Belarus is The World’s Schengen Visa Champion
On January 23 Lithuanian Foreign Minister Audronis Ažubalis stated that the EU should be more open towards ordinary Belarusians and increase pressure on the Belarusian regime. A year ago EU Commissioner Štefan Füle announced a “balanced approach” to overcome the harsh consequences of the 2010 post-election opposition crackdown in Belarus. However, in practice the EU imposes additional sanctions against Belarusian officials, but fails to offer new positive incentives to bring Belarusians significantly closer to the rest of Europe.

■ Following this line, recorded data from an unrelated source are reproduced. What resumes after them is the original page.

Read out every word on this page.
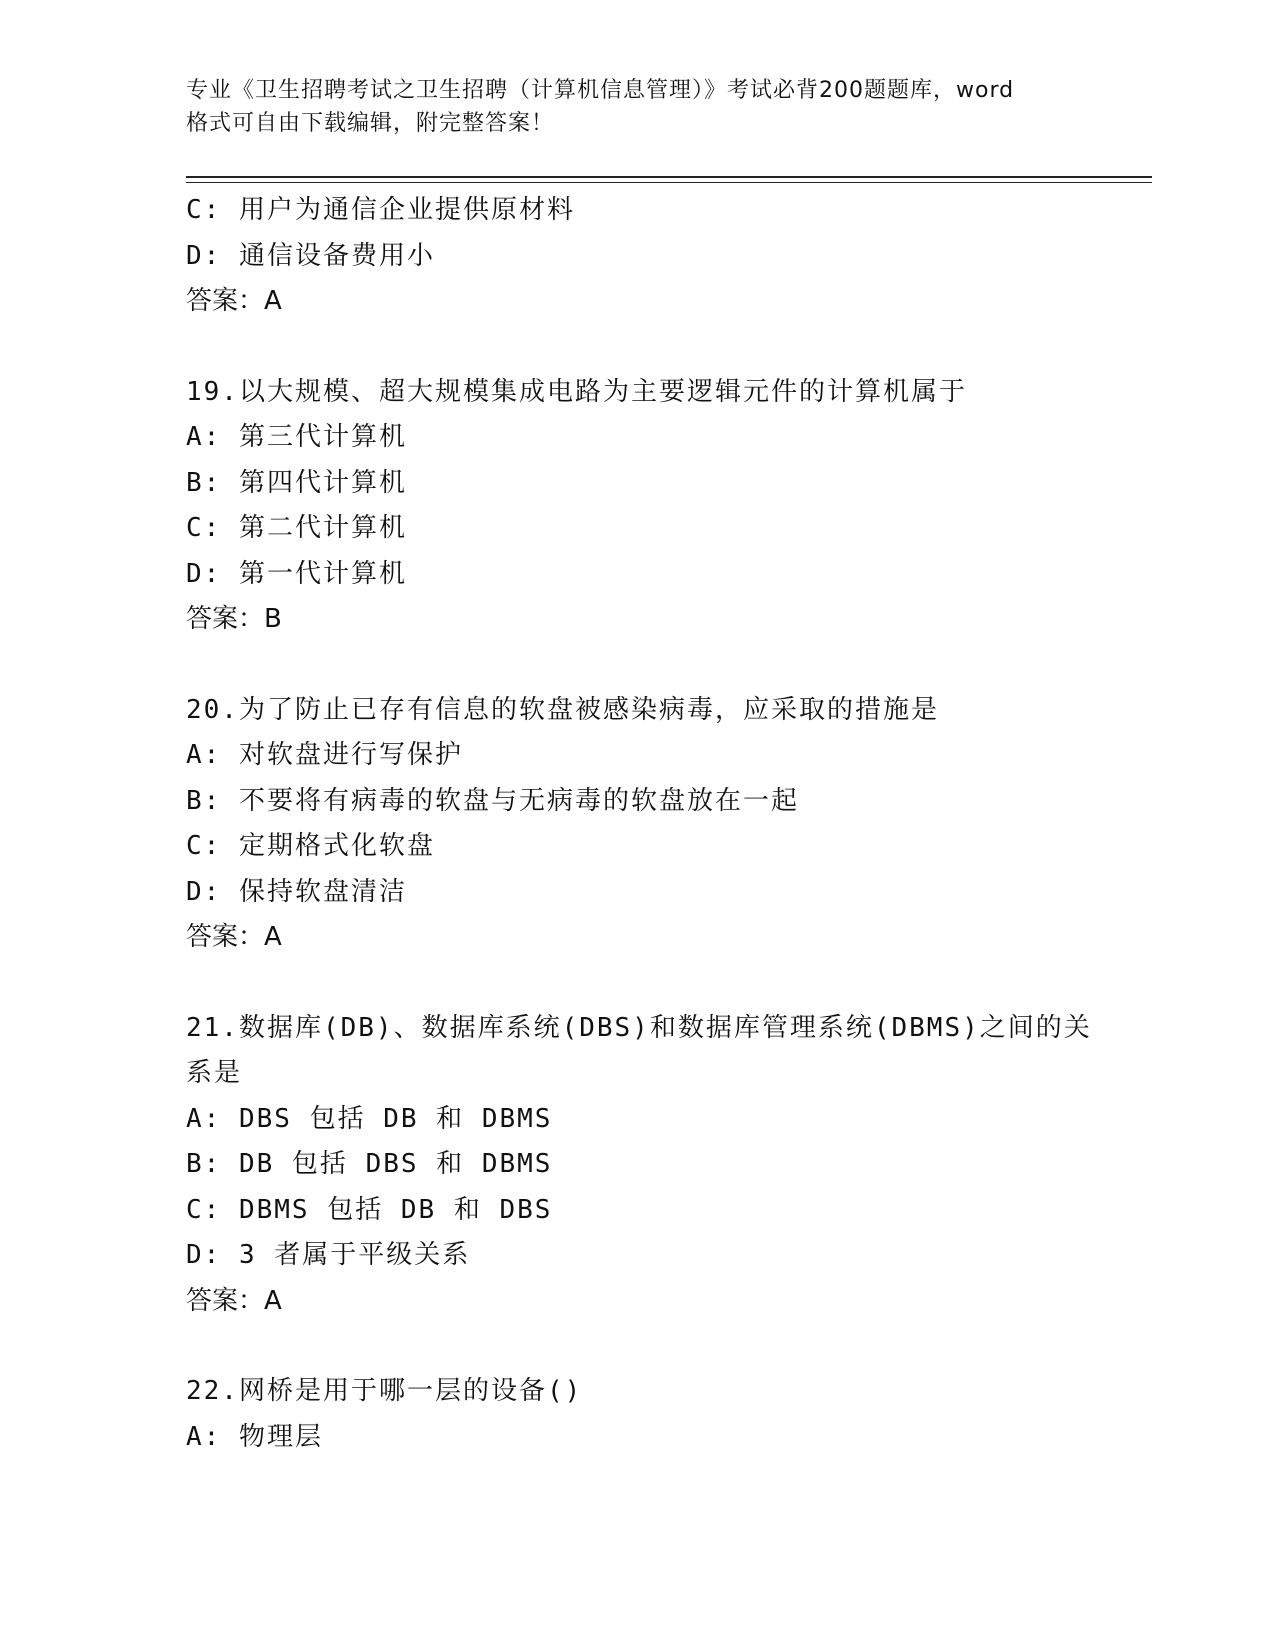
专业《卫生招聘考试之卫生招聘（计算机信息管理）》考试必背200题题库，word
格式可自由下载编辑，附完整答案！
C: 用户为通信企业提供原材料
D: 通信设备费用小
答案：A
19.以大规模、超大规模集成电路为主要逻辑元件的计算机属于
A: 第三代计算机
B: 第四代计算机
C: 第二代计算机
D: 第一代计算机
答案：B
20.为了防止已存有信息的软盘被感染病毒，应采取的措施是
A: 对软盘进行写保护
B: 不要将有病毒的软盘与无病毒的软盘放在一起
C: 定期格式化软盘
D: 保持软盘清洁
答案：A
21.数据库(DB)、数据库系统(DBS)和数据库管理系统(DBMS)之间的关
系是
A: DBS 包括 DB 和 DBMS
B: DB 包括 DBS 和 DBMS
C: DBMS 包括 DB 和 DBS
D: 3 者属于平级关系
答案：A
22.网桥是用于哪一层的设备()
A: 物理层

Belarusian citizens have to undergo the most cumbersome and expensive procedure in Europe when they apply for EU visas. This is ironic because according to recently released data from the European Commission, in 2010 Belarus was the absolute world leader in the per capita number of Schengen visas. That would seem like a good reason to trust Belarusians in visa matters and to abolish the EU visa regime completely or at least to dramatically liberalize it.
Champion Despite Difficulties
The recently published data show that the EU countries issued 428,000 C-type short-term Schengen visas for Belarusian citizens in 2010. In comparative perspective, Indians, a population of 1 billion, received only 406,000 Schengen visas. Turkish nationals obtained 522,000 visas despite the population of Turkey being seven times greater than that of Belarus. Moreover, every third Schengen visa issued to Belarusians was for multiple entry. If the EU trusts Belarusians so much, what is the purpose of imposing on them the toughest and the most expensive visa regime in the whole of Europe?
In order to obtain a EU visa, Belarusians must pay a €60 non-refundable fee and prove that they have a good reason to visit the EU. In most cases they first need to obtain a special written invitation from an EU citizen or organization. Moreover, if the invitation does not contain information about the financial sources of the applicant, they must prepare official documents to show they have at least €40 per day for their stay in the EU. Not every family in Belarus is ready to confirm the availability of €240 in order to spend two days with a child in Vilnius,a city situated just 170 km from Minsk.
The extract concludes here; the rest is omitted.